In recent years, reimbursement by insurers has trumped FDA regulatory approval as the medical device industry’s biggest concern and remains at the forefront of
stakeholders’ minds. To prevent reimbursement issues from impacting financing goals, device manufacturers must develop a well-planned reimbursement strategy in parallel with their regulatory and clinical strategies in the early phases of product development. In this era of health care reform, medical device manufacturers are under intense pressure to develop products that demonstrate real value (i.e., lower costs and improved patient outcomes) in order to secure coverage and attract investors. If coverage is uncertain, it is difficult for the manufacturer to predict whether an investment in a new medical device will provide sufficient return of investment. This lack of predictability is also an obvious barrier to securing venture capitalist funding, which nowadays is the number one issue on investors’ minds and relies heavily on your presenting to them a realistic reimbursement strategy to ultimately gain coverage. In a nutshell, a payer’s decision to cover and pay for a medical device and/or its associated procedure can make or break a medical device company.
Outside of the development process, reimbursement and pricing are two of the most difficult challenges faced by medical device manufacturers. Unfortunately,
many companies are not able to allocate resources to either issue until they are faced with a sales crisis. And often, that crisis can be traced back to their lack of
developing reimbursement or pricing strategies. Nevertheless, the development of a consistent, coordinated reimbursement and pricing strategy is one of the key
factors in achieving long-term success in the medical device marketplace.
Many manufacturers do not adequately address potential reimbursement issues prior to product launch. As part of the sales process, healthcare providers must
be assured that reimbursement will be available.
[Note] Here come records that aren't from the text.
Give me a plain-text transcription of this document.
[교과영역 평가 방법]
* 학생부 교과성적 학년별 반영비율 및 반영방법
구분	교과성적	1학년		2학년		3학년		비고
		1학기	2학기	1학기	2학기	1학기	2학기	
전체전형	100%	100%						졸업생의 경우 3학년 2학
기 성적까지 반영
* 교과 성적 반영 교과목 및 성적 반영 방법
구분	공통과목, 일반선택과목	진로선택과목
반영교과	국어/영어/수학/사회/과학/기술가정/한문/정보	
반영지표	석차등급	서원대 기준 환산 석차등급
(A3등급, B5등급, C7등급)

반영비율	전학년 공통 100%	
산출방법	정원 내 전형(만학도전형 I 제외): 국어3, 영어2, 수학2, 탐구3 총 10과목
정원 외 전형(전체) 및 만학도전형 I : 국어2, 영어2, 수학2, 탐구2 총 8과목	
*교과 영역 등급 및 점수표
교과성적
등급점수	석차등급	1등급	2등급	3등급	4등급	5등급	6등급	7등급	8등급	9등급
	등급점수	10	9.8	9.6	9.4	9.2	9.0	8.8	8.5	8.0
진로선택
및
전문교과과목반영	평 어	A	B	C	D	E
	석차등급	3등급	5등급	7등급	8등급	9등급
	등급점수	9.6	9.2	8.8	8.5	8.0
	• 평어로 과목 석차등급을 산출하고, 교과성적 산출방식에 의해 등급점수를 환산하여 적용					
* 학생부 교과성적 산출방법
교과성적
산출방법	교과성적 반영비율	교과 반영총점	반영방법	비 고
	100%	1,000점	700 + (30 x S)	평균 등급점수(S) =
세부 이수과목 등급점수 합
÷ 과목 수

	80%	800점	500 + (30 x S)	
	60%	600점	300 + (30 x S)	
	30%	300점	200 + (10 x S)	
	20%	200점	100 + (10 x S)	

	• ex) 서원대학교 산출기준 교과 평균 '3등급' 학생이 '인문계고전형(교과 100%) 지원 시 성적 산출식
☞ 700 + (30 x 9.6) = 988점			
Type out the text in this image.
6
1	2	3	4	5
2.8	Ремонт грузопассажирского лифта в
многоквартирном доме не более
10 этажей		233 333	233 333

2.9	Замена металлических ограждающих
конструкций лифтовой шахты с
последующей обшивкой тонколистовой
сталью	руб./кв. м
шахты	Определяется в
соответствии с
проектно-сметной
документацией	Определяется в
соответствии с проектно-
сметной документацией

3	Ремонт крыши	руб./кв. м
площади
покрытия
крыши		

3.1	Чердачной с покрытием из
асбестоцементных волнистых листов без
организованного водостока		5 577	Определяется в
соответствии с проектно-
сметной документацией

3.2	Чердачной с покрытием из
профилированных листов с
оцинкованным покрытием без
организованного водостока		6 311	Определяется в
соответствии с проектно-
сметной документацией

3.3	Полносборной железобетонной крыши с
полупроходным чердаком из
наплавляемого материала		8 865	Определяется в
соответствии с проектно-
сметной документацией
However, if manufacturers do not follow through on solving reimbursement problems with payers, the end result
will be a flurry of phone calls from field sales representatives trying to respond to providers that have purchased the device but can't get reimbursed. Nobody likes to be on the receiving end of these phone calls, and it is difficult to be in a position of trying to negotiate with payers after the fact. Developing a reimbursement strategy that covers each of the relevant markets (e.g., Medicare, Medicaid, and commercial payers) before product launch and in tandem with pricing strategies is not a luxury. Rather, it is a must.
Why is it so important? Reimbursement is the critical variable that is factored into a provider’s algorithm when it is deciding whether to purchase a device.
Providers understand the economics of their practice and the need to ensure that every patient visit produces revenue. A device that translates into a reimbursable
procedure, with minimum hassle factor, has an excellent chance of reaching its sales target. Conversely, a device that results in payment denials greatly impedes usage by providers. Healthcare providers will consider the amount of time involved and the associated opportunity cost if they could be seeing other patients, the sales price, the burden of resubmitting claims and appeals, and the relative ease with which the procedure can be incorporated into their practice. One of the primary variables they consider is the price of the device relative to the financial return they can expect to make on the procedure.
Payers, on the other hand, have a separate set of criteria they use to evaluate new devices. At the top of the list is how much the device will cost the payer in
terms of direct claims expense. Ideally, manufacturers should provide payers with evidence that a device will result in an overall decrease in medical costs by one of the following methods:
- substituting for more-costly but equally- or less- effective technology;
- reducing overall healthcare costs by reducing or eliminating hospital stays or other services;
- roving that usage of a medical will result in a decrease in medication cost;
- reducing future healthcare costs through early detection.
It is incumbent upon manufacturers to provide payers with the clinical trial data needed to make the economic and clinical arguments. The data should support a
positive coverage and reimbursement decision.